A tout seigneur, tout honneur. C'est un petit manuscrit sur vélin, l'un des plus beaux connus en ce genre et dont l'exécution remonte aux dernières années du XVe ou aux premières du XVIe siècle. Ornées de trente-deux miniatures dont seize à pleine page, sans compter les bordures, ces Horae beatae Mariae Virginis, reliées en maroquin chagriné noir avec garnitures et fermoirs en argent, constituent un bijou des plus précieux ; elles ont passé déjà chez de célèbres amateurs, J.-J. Debure, Ambroise Firmin-Didot et de La Roche-Lacarelle.

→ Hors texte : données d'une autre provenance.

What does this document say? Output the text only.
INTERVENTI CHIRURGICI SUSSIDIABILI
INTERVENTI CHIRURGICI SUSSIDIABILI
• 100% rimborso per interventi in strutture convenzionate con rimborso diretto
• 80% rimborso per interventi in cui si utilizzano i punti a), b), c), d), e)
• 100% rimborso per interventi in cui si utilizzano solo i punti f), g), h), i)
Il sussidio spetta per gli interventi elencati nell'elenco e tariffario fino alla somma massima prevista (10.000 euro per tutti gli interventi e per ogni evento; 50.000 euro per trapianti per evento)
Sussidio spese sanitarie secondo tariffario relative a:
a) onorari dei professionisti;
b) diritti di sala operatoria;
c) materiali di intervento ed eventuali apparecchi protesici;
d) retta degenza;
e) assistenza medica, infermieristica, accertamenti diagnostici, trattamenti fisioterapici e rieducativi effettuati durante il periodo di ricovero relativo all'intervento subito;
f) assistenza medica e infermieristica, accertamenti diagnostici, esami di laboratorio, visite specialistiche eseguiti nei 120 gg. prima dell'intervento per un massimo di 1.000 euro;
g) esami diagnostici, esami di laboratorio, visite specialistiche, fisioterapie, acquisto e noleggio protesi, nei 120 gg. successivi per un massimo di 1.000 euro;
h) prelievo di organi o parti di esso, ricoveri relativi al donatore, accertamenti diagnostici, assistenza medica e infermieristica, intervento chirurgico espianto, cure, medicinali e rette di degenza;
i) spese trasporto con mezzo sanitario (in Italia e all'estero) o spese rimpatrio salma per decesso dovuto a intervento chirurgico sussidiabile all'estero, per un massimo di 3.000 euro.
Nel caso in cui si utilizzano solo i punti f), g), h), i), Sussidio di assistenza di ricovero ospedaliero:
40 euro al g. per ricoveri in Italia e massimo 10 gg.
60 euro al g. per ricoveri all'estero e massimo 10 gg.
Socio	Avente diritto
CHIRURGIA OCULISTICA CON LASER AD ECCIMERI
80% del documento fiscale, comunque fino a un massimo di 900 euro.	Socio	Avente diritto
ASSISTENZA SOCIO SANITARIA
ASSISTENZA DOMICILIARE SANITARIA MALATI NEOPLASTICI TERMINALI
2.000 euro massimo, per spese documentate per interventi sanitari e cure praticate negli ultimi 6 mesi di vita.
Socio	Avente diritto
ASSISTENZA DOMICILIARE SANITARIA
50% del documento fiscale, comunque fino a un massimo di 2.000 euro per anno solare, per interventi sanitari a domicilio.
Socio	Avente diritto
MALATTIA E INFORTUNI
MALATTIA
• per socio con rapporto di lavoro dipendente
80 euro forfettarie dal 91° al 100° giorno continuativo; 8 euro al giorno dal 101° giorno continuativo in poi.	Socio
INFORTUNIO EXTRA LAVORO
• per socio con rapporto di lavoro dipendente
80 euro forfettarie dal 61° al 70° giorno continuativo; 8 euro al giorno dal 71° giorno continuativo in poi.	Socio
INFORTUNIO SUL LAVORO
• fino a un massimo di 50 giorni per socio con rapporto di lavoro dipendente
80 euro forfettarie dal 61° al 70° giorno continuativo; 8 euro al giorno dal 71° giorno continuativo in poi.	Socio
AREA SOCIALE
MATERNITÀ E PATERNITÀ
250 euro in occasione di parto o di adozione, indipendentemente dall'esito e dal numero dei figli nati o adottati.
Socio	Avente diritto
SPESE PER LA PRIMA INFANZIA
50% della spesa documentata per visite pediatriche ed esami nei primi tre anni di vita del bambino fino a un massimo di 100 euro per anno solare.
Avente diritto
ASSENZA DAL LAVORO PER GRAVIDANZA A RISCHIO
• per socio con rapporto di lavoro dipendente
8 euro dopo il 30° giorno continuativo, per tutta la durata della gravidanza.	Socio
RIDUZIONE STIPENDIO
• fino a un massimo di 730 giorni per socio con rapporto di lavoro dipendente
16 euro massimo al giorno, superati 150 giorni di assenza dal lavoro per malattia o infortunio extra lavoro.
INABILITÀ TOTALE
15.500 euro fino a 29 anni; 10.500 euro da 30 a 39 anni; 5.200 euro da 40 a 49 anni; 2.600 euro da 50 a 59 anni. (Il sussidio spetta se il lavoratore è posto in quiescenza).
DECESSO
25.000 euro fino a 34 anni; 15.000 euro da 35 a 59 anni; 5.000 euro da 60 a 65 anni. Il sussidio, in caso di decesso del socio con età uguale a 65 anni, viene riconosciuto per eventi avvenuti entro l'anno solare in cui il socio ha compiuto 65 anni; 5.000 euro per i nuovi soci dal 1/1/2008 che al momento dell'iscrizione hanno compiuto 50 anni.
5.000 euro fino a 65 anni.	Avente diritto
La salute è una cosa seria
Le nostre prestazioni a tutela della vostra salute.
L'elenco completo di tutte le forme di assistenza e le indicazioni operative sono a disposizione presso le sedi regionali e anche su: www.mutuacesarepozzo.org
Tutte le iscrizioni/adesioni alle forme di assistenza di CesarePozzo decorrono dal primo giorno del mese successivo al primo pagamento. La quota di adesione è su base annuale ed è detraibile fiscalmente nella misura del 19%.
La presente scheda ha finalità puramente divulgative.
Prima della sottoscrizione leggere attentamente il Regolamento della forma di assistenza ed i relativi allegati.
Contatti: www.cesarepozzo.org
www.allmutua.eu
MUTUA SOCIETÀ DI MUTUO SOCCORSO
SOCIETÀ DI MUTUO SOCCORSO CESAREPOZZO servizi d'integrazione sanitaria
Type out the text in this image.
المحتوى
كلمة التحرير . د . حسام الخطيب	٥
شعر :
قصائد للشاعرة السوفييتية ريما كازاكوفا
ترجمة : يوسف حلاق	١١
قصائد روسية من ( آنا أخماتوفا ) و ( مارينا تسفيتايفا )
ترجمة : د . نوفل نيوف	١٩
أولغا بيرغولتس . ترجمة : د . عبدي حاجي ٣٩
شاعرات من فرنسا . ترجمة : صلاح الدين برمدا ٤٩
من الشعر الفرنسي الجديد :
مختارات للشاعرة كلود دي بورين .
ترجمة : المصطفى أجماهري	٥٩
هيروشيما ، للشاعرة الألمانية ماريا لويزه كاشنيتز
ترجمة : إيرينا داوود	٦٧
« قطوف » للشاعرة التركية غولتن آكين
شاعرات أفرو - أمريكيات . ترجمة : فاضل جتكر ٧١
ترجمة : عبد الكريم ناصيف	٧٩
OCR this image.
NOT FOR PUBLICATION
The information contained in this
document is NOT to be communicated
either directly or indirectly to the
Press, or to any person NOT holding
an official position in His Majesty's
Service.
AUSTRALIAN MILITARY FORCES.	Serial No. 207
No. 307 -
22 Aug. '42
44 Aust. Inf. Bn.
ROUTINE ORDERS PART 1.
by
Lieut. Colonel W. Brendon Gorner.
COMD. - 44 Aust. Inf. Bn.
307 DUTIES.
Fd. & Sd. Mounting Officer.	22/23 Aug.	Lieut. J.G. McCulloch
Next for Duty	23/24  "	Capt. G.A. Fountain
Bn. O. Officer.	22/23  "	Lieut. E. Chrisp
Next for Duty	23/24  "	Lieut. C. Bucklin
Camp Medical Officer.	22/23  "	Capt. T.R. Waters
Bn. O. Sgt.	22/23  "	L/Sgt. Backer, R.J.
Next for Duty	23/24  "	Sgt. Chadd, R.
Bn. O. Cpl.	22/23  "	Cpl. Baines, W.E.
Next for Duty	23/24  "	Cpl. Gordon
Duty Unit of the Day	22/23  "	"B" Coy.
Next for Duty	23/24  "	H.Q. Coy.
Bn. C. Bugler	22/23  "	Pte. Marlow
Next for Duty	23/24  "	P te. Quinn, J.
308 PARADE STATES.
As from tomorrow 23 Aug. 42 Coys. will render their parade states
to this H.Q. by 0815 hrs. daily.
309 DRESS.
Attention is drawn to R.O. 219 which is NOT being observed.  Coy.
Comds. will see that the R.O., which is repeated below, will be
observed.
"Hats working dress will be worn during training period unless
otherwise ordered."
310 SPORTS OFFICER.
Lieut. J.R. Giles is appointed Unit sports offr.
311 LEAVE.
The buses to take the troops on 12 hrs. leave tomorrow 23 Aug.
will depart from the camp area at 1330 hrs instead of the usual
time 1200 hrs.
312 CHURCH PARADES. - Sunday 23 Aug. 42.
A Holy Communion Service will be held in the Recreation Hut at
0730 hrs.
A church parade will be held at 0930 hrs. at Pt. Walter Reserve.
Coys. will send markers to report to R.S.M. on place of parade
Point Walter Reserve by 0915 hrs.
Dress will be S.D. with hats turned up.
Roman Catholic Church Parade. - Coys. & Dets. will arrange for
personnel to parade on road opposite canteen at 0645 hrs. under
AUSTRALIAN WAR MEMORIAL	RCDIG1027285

C'est à la vente de ce grand bibliophile, en 1888, que M. Paillet les a acquises et croyez bien que les confrères ne lui ont pas laissé cette petite merveille pour un morceau de pain.

J'aperçois Angola, 1751, deux parties in-12, en maroquin rouge de Padeloup, exemplaire de Pixérécourt ; la première édition d'Un Cas de rupture, d'Alexandre Dumas fils, avec portrait de l'auteur et quatre dessins originaux ; Les Liaisons dangereuses, de Choderlos de Laclos, 1796, 2 vol. in-8, sur papier vélin et avec les figures avant la lettre ; excessivement rare est ce petit in-douze intitulé Les Satyres bastardes et autres œuvres du cadet Angoulevent, publié en 1615 chez un libraire qui prit, pour la circonstance, le nom d'un bateleur en vogue à l'époque, Anthoine Estoc. Ces Satyres ne sont pas, comme l'indiquerait leur titre, l'œuvre d’Angoulevent, prince des Sots, mais bien, selon Nodier, « un recueil de pièces empruntées à une pléiade d'écrivains spirituels qui florissaient alors, tels que Régnier, Sigogne, Motin, Berthelot, d'Esternod, etc. »
L'exemplaire est relié en maroquin rouge, filets à froid, doublé de maroquin bleu par Bauzonnet et provient de la vente de la première bibliothèque du baron Pichon.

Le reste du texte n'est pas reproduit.